Trovik T S, Jaeger R, Jorde R, Ingebretsen O, Sager G
Department of Pharmacology, University of Tromsø, Norway.
Eur J Clin Pharmacol. 1992;43(3):265-8. doi: 10.1007/BF02333020.
In the present study equilibrium dialysis has been used to determine the degree of protein binding of the catecholamines adrenaline and noradrenaline and the adrenergic receptor blockers, prazosin and propranolol in diabetics. The binding of the catecholamines in plasma from Type I and II diabetic patients was not significantly different from that of healthy subjects. The ratio of the bound and free catecholamine concentrations was correlated with the level of albumin (HSA). Significantly reduced protein binding of prazosin was observed in Type I and II diabetic subjects compared to healthy volunteers. The binding of propranolol was significantly reduced in Type I patients. The ratios between the bound and unbound concentrations of prazosin and propranolol were significantly correlated with the levels of alpha 1-acid glycoprotein (AAG). The results suggest that non-enzymatic glycosylation of plasma proteins may increase the unbound fraction of the adrenergic blockers prazosin and propranolol.

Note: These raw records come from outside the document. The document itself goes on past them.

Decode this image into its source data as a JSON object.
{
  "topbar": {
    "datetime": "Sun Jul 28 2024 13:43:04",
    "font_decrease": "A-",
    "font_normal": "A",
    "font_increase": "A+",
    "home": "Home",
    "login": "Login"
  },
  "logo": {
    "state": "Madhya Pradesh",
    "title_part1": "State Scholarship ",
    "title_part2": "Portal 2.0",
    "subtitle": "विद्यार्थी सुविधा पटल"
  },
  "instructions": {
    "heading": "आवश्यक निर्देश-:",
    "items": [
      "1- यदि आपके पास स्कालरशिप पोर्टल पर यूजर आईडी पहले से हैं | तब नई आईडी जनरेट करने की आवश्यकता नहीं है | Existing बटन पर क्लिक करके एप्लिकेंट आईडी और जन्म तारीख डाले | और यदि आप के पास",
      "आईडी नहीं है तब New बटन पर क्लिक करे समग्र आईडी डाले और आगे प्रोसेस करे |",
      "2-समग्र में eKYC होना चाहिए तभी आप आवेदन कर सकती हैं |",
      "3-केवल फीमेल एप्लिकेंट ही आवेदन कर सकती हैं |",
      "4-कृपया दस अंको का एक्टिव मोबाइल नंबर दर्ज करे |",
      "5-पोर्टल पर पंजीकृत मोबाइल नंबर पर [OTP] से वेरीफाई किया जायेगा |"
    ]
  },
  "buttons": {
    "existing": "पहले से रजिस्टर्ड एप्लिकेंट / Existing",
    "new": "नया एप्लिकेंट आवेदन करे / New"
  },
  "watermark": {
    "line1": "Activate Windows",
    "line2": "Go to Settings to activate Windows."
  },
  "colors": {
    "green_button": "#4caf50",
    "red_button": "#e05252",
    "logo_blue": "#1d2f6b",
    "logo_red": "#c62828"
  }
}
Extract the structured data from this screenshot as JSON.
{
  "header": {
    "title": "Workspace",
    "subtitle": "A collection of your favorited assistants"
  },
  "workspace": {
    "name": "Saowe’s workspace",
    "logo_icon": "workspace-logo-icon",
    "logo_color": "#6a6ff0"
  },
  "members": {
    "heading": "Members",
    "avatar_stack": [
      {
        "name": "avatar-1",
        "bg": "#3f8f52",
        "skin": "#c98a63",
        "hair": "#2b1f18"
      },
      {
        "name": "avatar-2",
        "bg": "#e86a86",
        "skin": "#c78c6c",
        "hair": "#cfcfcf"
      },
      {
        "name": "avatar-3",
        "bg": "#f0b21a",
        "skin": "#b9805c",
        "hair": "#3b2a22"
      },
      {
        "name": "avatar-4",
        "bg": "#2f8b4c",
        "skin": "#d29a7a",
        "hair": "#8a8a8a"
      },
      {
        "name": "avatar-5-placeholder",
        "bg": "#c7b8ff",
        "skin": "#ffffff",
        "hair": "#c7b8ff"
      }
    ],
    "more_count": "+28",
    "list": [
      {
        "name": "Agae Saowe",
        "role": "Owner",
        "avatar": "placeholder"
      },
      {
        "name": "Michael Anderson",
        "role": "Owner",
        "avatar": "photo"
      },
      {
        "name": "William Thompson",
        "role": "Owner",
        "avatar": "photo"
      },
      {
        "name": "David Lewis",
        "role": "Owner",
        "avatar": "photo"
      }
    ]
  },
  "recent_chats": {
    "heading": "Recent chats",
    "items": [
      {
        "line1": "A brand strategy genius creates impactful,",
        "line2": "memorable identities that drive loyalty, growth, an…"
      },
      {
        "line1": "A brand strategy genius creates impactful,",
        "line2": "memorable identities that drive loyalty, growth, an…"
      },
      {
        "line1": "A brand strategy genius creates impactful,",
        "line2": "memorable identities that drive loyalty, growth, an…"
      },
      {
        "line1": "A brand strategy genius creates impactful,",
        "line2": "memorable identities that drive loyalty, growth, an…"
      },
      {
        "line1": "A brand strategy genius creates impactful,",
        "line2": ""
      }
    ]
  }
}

在本研究中,已使用平衡透析法来测定糖尿病患者体内儿茶酚胺类物质肾上腺素和去甲肾上腺素以及肾上腺素能受体阻滞剂哌唑嗪和普萘洛尔的蛋白结合程度。I型和II型糖尿病患者血浆中儿茶酚胺类物质的结合情况与健康受试者并无显著差异。结合型和游离型儿茶酚胺浓度之比与白蛋白(HSA)水平相关。与健康志愿者相比,I型和II型糖尿病受试者中哌唑嗪的蛋白结合显著降低。I型患者中普萘洛尔的结合显著减少。哌唑嗪和普萘洛尔的结合型与未结合型浓度之比与α1-酸性糖蛋白(AAG)水平显著相关。结果表明,血浆蛋白的非酶糖基化可能会增加肾上腺素能阻滞剂哌唑嗪和普萘洛尔的游离部分。